Parsons' music is less florid, somewhat more uniform and less texturally ambitious than that of Tallis or Byrd. The excellent booklet that comes with this CD sets out what is known about the composer's (surviving) works. His "Great Services" are among the few works otherwise available on CD other than in anthologized collections. So this issue is a very welcome one. Carwood is of course completely at home in the liturgical world into which all dozen or so works here fit.

They were written for specific occasions and/or for wider regular use. The texts (all reprinted in the booklet, with translations) are mostly in Latin, although Holy Lord God Almighty [tr.3] and Deliver me from mine enemies [tr.4] reflect, if nothing else, the fact that Parsons lived through times when approved forms of worship paralleled the transition from Protestantism, through the Marian Counter Reformation, back to Elizabethan Protestantism. In all cases, The Cardinall's Music articulates the words clearly and with a somewhat doleful expressiveness… Parsons does not appear to have led too joyous a life.

Yet to do this music justice, singers must on the one hand establish a distance between the composer as he perhaps struggles to exclude his personality and illuminate the devotional texts; and they should faithfully convey the spirit of his attitude to what – in Parsons' case – were difficult and disturbing times on the other. Parsons' music lacks the serenity that characterizes Tallis and Byrd and Parsons' own contemporaries, Tye, Sheppard and Mundy. It has a solemnity and dour tone to it but one that always steers well clear of the maudlin. Nor is there the sense of pity or deploration that characterizes many composers working in continental Europe at the time.

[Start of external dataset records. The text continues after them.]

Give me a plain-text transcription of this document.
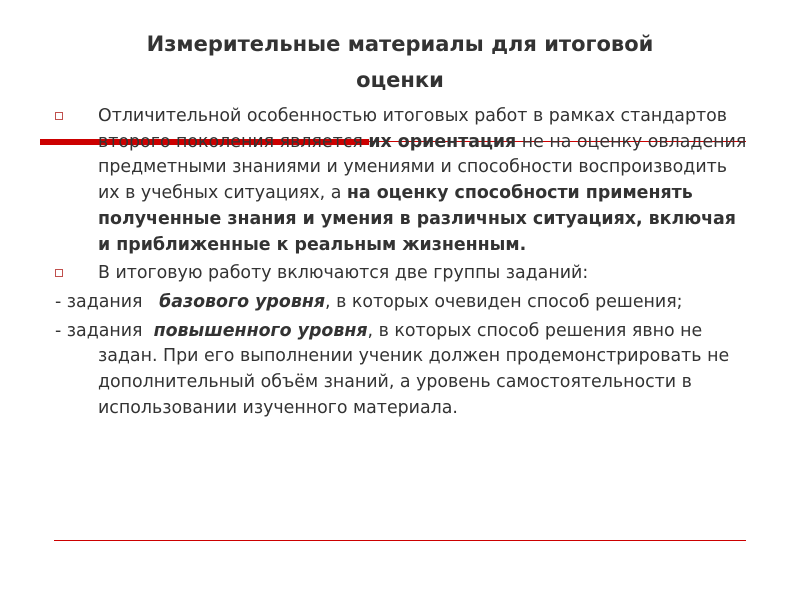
Измерительные материалы для итоговой
оценки
Отличительной особенностью итоговых работ в рамках стандартов второго поколения является их ориентация не на оценку овладения предметными знаниями и умениями и способности воспроизводить их в учебных ситуациях, а на оценку способности применять полученные знания и умения в различных ситуациях, включая и приближенные к реальным жизненным.
В итоговую работу включаются две группы заданий:
- задания   базового уровня, в которых очевиден способ решения;
- задания  повышенного уровня, в которых способ решения явно не задан. При его выполнении ученик должен продемонстрировать не дополнительный объём знаний, а уровень самостоятельности в использовании изученного материала.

The 18 members of The Cardinall's Music are fully in step with the requirements that such tristesse not be overplayed, and at the same time not minimized. The pace of each piece is kept up; the structures and lines of text are fully exposed without fracturing our appreciation of the music's texture and impact as devout words set to beautiful music. Typical of this blend of text, emotion, music and balance (between the melancholy and certainty so common in Parsons) is the O bone Jesu [tr.10]: there is nothing histrionic about The Cardinall's Music's approach. But neither is there plainness or understatement. Nor even mere "statement", simple exposition of the ten-minute long work. Each line is clear; the mesh which each line makes with the others is pleasing; the sense of architecture, of moving from a position of prayer, supplication ("Good Jesus, enlighten my eyes…") to an evident state where – as the long lines untwine – the implorer's right to ask for such bounty is all but unchallenged. This is confidence in singing, in tempi and in an affection for the words. The Cardinall's Music are expert at this: without draining the life from the marriage of melody and words, they retain a detachment which is easy on the ear and mind. Yet fully stimulating.

The acoustic of this CD is everything that we expect from the roomy yet contained Fitzalan Chapel at Arundel Castle in Sussex (UK). The Cardinall's Music brings out as much of the differences between the (types of) Parsons's music on this CD as its similarities such that this must be considered one of fewer than half a dozen essential collections of music by the composer. Another Hyperion winner.